When faced with the decision to match a steep proposal for Lin put forth by the Houston Rockets or moving on, New York chose to move on. The Knicks traded for Raymond Felton, watched Lin walk out the door and never looked back.
And where has it brought them?
Within reach of an NBA title, that's where.
Whether you harbor resentment toward New York for the way it treated Lin at the end or whether you agreed with the team's thought process or not, denying that the Knicks are legitimate contenders is foolish.
Lin's exit did more for the Knicks than his rise to prominence ever did and more for them than his continued presence ever could.
I could point to the point guard's prosaic averages of 12.2 points and 6.1 assists on 43.1 percent shooting per game as a burden New York is thankful to be without. I could point to his ongoing struggles with defense and his seeming inability to play alongside a ball-dominating swingman as weaknesses the Knicks couldn't afford to stomach. I could even point to his inexperience as a reality New York's veteran syndicate couldn't accommodate.
While each of the aforementioned actualities contribute to why the Knicks are better off without Lin, they don't tell the whole tale.
New York couldn't predict with absolute certainty that Lin would struggle in every facet of the game this year.
The Knicks knew him as the floor general who not only aided in salvaging their season, but also averaged 14.6 points and 6.2 assists per game en route to posting a PER near 20. They knew him as a relentless rim-attacker who purportedly made his teammates better.
They also knew he wasn't the right fit for what they were attempting to assemble.
The Knicks are a team predicated on depth, experience and, most importantly, leadership. Mike Woodson and company couldn't afford to house a work-in-progress like Lin and genuinely expect to contend.
Lost in the anomaly that was Linsanity was the underwhelming impact he had on the Knicks in the long run. He was lauded for his offensive prowess, yet New York barely scored at a higher rate when he was on the floor. That's not what a championship team needs in a point guard.

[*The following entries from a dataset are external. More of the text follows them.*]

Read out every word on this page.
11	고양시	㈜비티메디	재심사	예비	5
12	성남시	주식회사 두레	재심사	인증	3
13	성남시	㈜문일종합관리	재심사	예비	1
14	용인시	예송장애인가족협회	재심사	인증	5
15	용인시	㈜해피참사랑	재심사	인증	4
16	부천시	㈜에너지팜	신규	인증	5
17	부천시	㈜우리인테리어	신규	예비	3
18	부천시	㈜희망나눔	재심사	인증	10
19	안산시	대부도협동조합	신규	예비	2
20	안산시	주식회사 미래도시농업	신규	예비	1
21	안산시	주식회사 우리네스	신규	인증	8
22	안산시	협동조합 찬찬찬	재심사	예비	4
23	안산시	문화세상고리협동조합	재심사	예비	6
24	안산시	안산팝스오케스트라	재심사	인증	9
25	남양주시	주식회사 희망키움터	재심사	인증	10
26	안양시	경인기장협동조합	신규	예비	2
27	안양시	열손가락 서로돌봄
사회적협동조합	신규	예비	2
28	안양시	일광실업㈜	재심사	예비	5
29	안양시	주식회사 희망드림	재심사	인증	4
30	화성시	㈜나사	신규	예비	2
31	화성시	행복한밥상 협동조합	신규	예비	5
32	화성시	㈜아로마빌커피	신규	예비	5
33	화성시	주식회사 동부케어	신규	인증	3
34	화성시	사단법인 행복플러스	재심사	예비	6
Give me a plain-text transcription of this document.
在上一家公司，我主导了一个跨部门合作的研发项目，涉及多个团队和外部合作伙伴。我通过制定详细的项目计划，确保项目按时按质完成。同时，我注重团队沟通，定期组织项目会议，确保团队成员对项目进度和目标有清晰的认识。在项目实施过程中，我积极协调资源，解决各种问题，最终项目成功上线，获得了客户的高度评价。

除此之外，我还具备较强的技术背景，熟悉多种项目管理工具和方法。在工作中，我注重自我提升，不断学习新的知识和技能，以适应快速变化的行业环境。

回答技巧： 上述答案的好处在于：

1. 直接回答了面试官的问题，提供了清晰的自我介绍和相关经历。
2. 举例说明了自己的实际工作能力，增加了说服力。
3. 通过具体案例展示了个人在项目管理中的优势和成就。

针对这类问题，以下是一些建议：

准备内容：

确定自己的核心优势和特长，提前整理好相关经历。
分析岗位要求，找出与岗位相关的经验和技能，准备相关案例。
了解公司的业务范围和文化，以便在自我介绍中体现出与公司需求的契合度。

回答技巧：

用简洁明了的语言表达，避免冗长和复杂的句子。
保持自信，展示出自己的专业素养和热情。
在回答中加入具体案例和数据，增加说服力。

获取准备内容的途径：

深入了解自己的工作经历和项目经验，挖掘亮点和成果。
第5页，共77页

Buried even deeper were the struggles of certain players when Lin was in the lineup.
But Anthony can't play alongside point guards, right? His movement-killing tendencies aren't conducive with distributors who like to drive-and-kick, right?
Tell that to Felton.
This season, Anthony is averaging 27.7 points on 47 percent shooting per-36 minutes with Felton on the floor. He's also converting on 45 percent of his three-point attempts in those instances as well.
Once Felton steps off the court, Anthony is still scoring 26.3 points per-36 minutes, yet his efficiency from the field drops considerably; He shoots at a 42 percent clip overall and hits on just 35 percent of his three-point attempts.

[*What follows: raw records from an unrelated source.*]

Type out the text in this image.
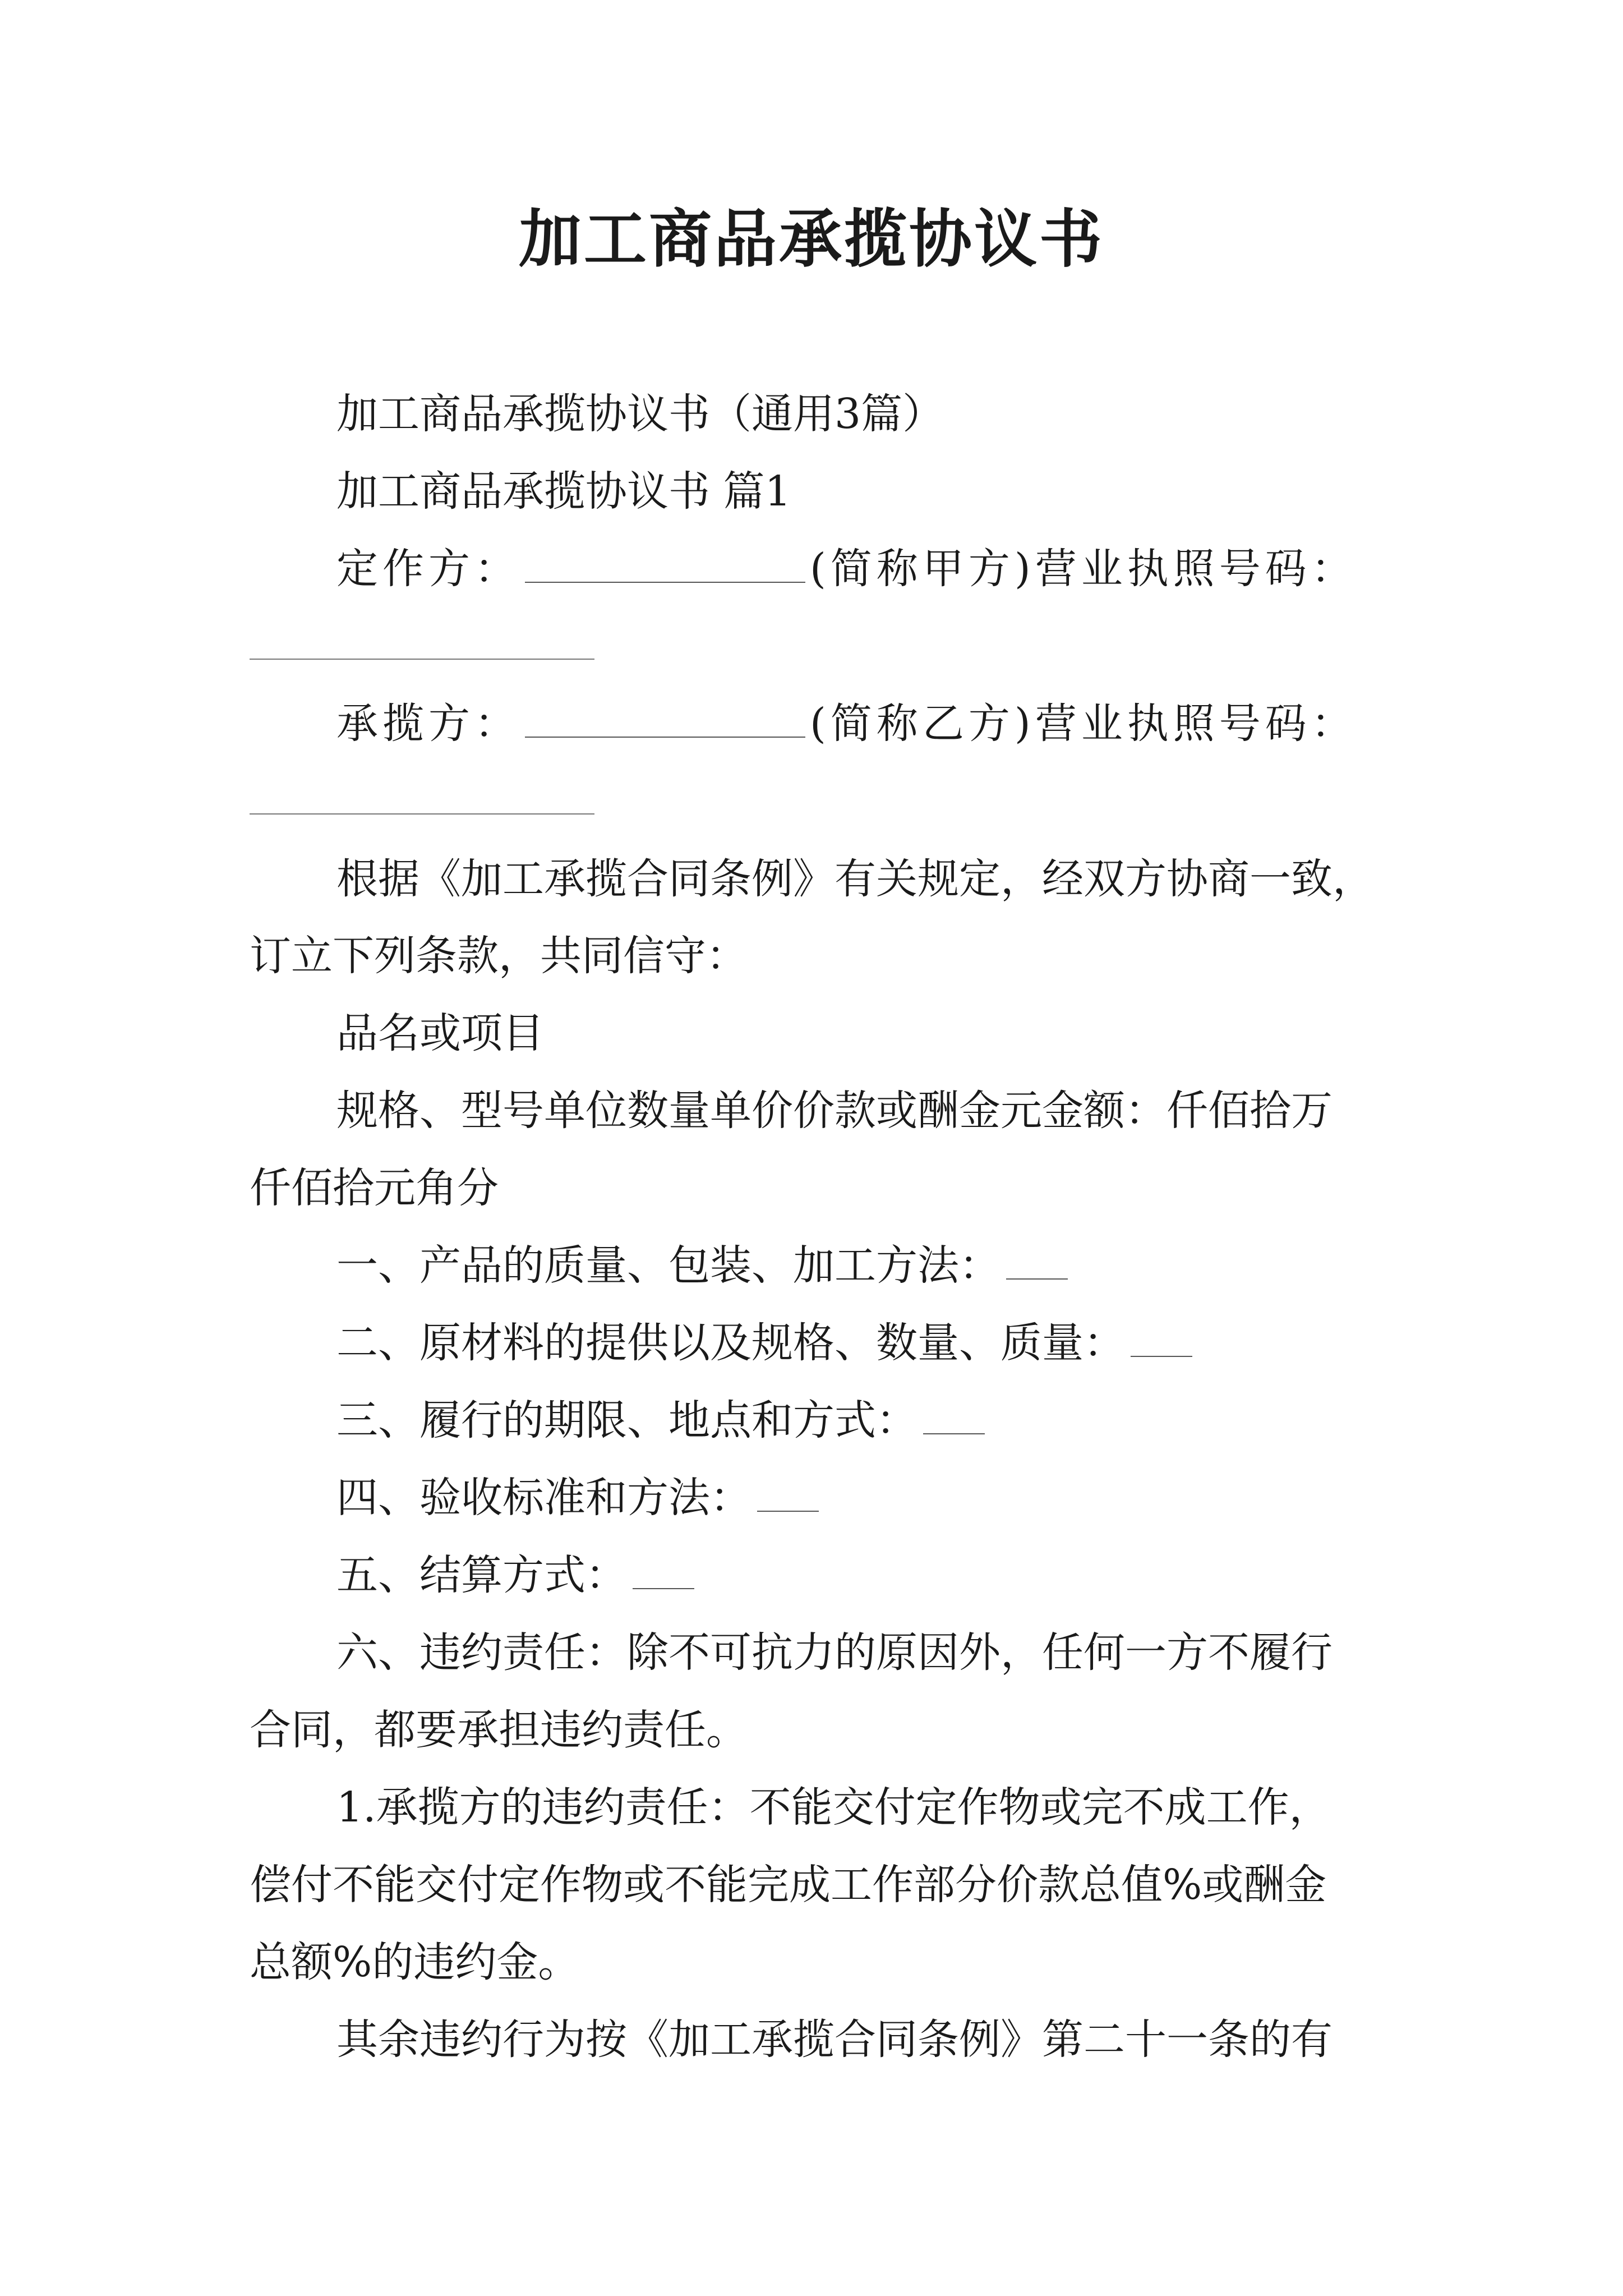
加工商品承揽协议书
加工商品承揽协议书（通用3篇）
加工商品承揽协议书 篇1
定作方：	(简称甲方)营业执照号码：
承揽方：	(简称乙方)营业执照号码：
根据《加工承揽合同条例》有关规定，经双方协商一致，
订立下列条款，共同信守：
品名或项目
规格、型号单位数量单价价款或酬金元金额：仟佰拾万
仟佰拾元角分
一、产品的质量、包装、加工方法：
二、原材料的提供以及规格、数量、质量：
三、履行的期限、地点和方式：
四、验收标准和方法：
五、结算方式：
六、违约责任：除不可抗力的原因外，任何一方不履行
合同，都要承担违约责任。
1.承揽方的违约责任：不能交付定作物或完不成工作，
偿付不能交付定作物或不能完成工作部分价款总值%或酬金
总额%的违约金。
其余违约行为按《加工承揽合同条例》第二十一条的有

I don't expect you to be. Given Melo's tumultuous history alongside point guards, this could merely be a coincidence. So I point you to Amar'e Stoudemire.

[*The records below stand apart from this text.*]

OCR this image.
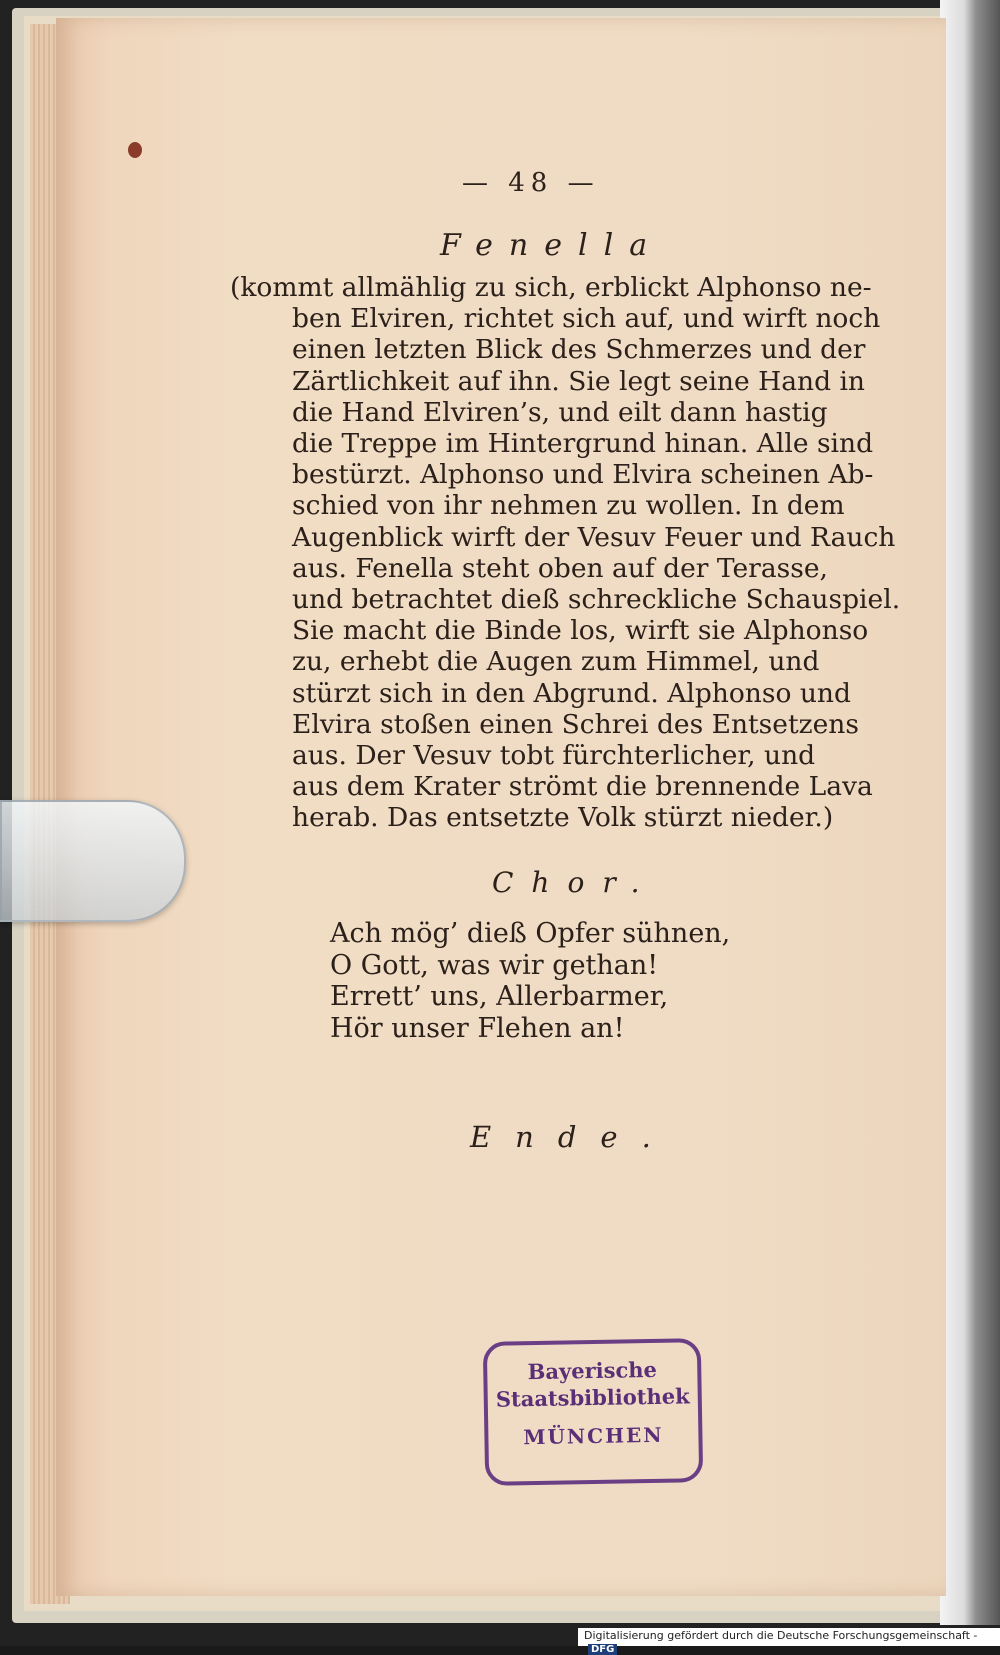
— 48 —
Fenella
(kommt allmählig zu sich, erblickt Alphonso ne-
ben Elviren, richtet sich auf, und wirft noch
einen letzten Blick des Schmerzes und der
Zärtlichkeit auf ihn. Sie legt seine Hand in
die Hand Elviren’s, und eilt dann hastig
die Treppe im Hintergrund hinan. Alle sind
bestürzt. Alphonso und Elvira scheinen Ab-
schied von ihr nehmen zu wollen. In dem
Augenblick wirft der Vesuv Feuer und Rauch
aus. Fenella steht oben auf der Terasse,
und betrachtet dieß schreckliche Schauspiel.
Sie macht die Binde los, wirft sie Alphonso
zu, erhebt die Augen zum Himmel, und
stürzt sich in den Abgrund. Alphonso und
Elvira stoßen einen Schrei des Entsetzens
aus. Der Vesuv tobt fürchterlicher, und
aus dem Krater strömt die brennende Lava
herab. Das entsetzte Volk stürzt nieder.)
Chor.
Ach mög’ dieß Opfer sühnen,
O Gott, was wir gethan!
Errett’ uns, Allerbarmer,
Hör unser Flehen an!
Ende.
Bayerische
Staatsbibliothek
MÜNCHEN
Digitalisierung gefördert durch die Deutsche Forschungsgemeinschaft -DFG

In STAT, we have a player whose career was essentially built with the assistance of point guards. He thrived off the pick-and-roll next to Steve Nash and was equally as dominant alongside Felton. Much of the same should then be said for Lin.
Or should it?
Stoudemire averaged 18.3 points and 14.4 field-goal attempts per-36 minutes with Lin on the floor. Upon Jeremy sitting, Amar'e actually received more shots (16) and upped his point-total to 19.7.
Stoudemire is currently dropping 26.7 points on 65 percent per-36 minutes alongside the point guard, compared to the 20.8 and 56 he averages without him.
Is that a big difference? Not necessarily, but it's huge when you consider that Lin wasn't able positively impact the production levels of New York's two best players.
How could he lead the Knicks toward contention when STAT and Melo were actually better off without him?
He couldn't. And he wasn't going to.
Of all the grievances the Knicks supposedly had with Lin, his inability to be a catalyst was the greatest. Contending teams are built on cohesion, on players' ability to successfully perform off one another, and yes, on a point guard's ability to adequately fuel the offense.
Just like Felton has.
New York's offense is 7.4 points more potent per 100 possessions when Felton is on the floor. And it shows. Like really shows.
Lin directed the Knicks to the tune of 106.6 points per 100 possessions last year. This season, without him, they're at 111.5. They committed turnovers 17.8 percent of the time with him on the floor, yet cough it up just 11.2 percent of the time this year, the best mark in the league.
These are not onslaughts of happenstances. They're a collective representation of how Lin became more of an obstacle than an asset. His inexperience and his strategic ignorance were an encumbrance, a championship hurdle the Knicks couldn't clear.
Now they don't have to.
He's been left to his raw devices in Houston, and New York has been left with a true point guard and an outfit of leaders who not only respect each other, but also are better because of each other.
The Knicks are contenders because they have Felton. Because they have Melo. Because they have Stoudemire. Because they have Jason Kidd and Tyson Chandler.
But also because they don't have Jeremy Lin.
*All stats used in this article were compiled from Basketball-Reference, Synergy Sports and 82games.com unless otherwise noted.